As immigrants moved into North America, they gradually combined European and Native American archery techniques and technology. The first archery club in America, known as the United Bowmen of Philadelphia, was formed in 1828.

The writings of bowhunters Will and Maurice Thompson popularized bowhunting in the 1860s and 1870s. In 1878, Maurice Thompson published the book The Witchery of Archery. In 1879, the newly founded National Archery Association (NAA) held the first U.S. sponsored tournament.

A History of Bowhunting

Dr. Saxton Pope and Arthur Young are widely regarded as the “Fathers of Bowhunting.” In the early 1900s, Pope and Young cared for Ishi, the last known survivor of the Yana tribal group in California. Ishi impressed them with his bowhunting skills. He demonstrated how he made his equipment and stalked and shot game. Pope and Young followed his lead and took a variety of large and small game with their newly found archery skills. In 1923, Pope published the book Hunting with the Bow and Arrow, which introduced many American settlers to bowhunting.

Benefits of Bowhunting

  • Wildlife Management: Bowhunting is an effective wildlife management tool used to promote the growth of healthy animal populations and improve habitats, especially in areas overpopulated with deer and in places where modern firearms are restricted.
  • Recreation: Bowhunting provides outdoor activities for more than three million Americans.
  • Economic: Bowhunters contribute more than $13 billion per year to U.S. retail sales.
  • Aesthetic: Bowhunting experiences in the outdoors can be deeply satisfying.
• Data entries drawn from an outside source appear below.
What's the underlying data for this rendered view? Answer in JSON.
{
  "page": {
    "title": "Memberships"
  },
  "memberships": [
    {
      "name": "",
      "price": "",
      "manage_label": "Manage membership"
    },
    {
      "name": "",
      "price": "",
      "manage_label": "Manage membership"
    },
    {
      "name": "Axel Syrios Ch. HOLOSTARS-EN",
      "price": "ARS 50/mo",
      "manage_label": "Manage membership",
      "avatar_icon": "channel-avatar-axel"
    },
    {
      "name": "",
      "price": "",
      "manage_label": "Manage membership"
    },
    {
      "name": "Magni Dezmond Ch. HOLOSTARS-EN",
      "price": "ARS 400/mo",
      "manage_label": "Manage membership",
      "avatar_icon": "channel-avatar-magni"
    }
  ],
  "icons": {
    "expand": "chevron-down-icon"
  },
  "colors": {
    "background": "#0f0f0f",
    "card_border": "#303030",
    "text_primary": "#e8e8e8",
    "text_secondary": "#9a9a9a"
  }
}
Many hunters see bowhunting as a form of art.
  • Education: Bowhunting provides a lifetime of learning experiences.
  • History: Bowhunting offers insights into history, cultural traditions, and the hunting heritage.
  • Social: Bowhunting brings together people of all abilities and backgrounds.
  • Therapeutic: Bowhunting offers an escape from the fast-paced and stressful demands of modern life.
  • Health: Wild game meat is healthier than domestic meat raised for human consumption. Archery also provides year-round activity for individuals and families.

Challenges of Bowhunting

Bowhunting presents a number of challenges. However, there are three special challenges that set it apart from hunting with modern firearms:

  1. Before attempting to hunt with a bow and arrow, bowhunters first should become proficient archers, which requires dedication, practice, and the development of distance-judging skills.
  2. Bowhunting is done at a much closer range than rifle hunting. Therefore, it often requires a higher degree of stealth and sheer effort to get into position to make the shot (similar to fly fishermen among anglers).
  3. Bowhunters must become adept at scouting, tracking, and recovering game, all of which takes perseverance and patience.

Bowhunting Fast Facts

Bowhunting is an important aspect of life for many Americans. A 2016 survey funded by the U.S. Fish & Wildlife Service discovered the following fast facts:

  • More than 11 million Americans hunt that represents about 4.5% of the total population.
  • Thirty-two percent of the 11 million people hunt with a bow.
  • Bowhunting continues to grow while overall hunting numbers are declining.
  • Active bowhunters hunt an average of 17 days per year.